On sab, 2002-03-09 at 18:50, Lars Aronsson wrote:
Brion L. VIBBER wrote:
That's only relevant for accented Latin
characters, obviously. Hebrew,
Arabic, Cyrillic, Greek, Chinese and Japanese characters still need to
be retained and searchable.
Are we talking about Greek/Hebrew characters in the English/German
Wikipedia now?
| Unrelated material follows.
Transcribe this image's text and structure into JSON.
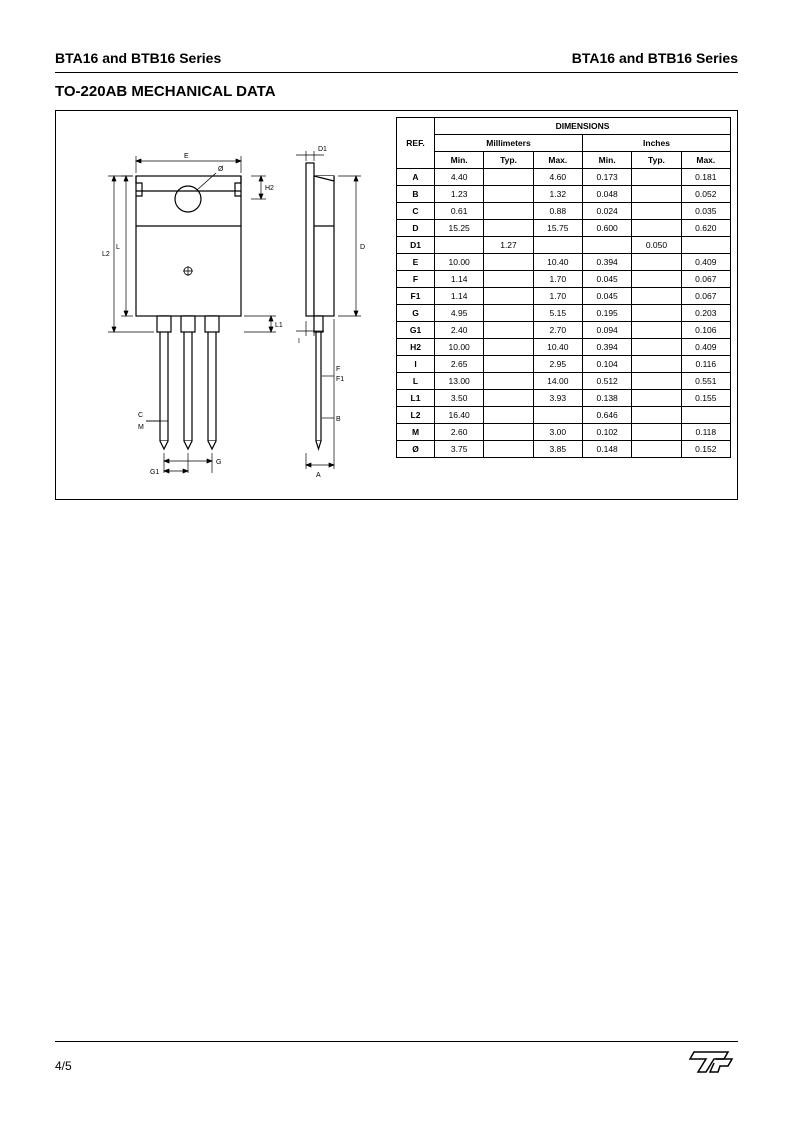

I think users of the English/German Wikipedia won't
have Greek/Hebrew keyboards,
Excepting Greeks and Israelis, obviously. ;)
so ASCII searching would do just fine.
But why bother creating a special separate ASCII-only search, when the
non-Latin code is necessary for other languages and we're using a
unified character set?
Why *shouldn't* I be able to search for the occasional Greek, Hebrew, or
Japanese word in the original spelling on the English wikipedia, if we
allow people to put them in in the first place?
I have no idea how to implement search in the
Greek/Hebrew Wikipedia.
As stated above: do whatever accent/case/other equivalent conversion is
necessary (exactly as you propose for Latin characters), and perform
some conversion so that MySQL doesn't reject the UTF-8 non-ascii
characters as word separators (in an ideal world, we'd just configure
MySQL to understand UTF-8; otherwise, replacing raw bytes with hex codes
should work fine).
-- brion vibber (brion @
pobox.com)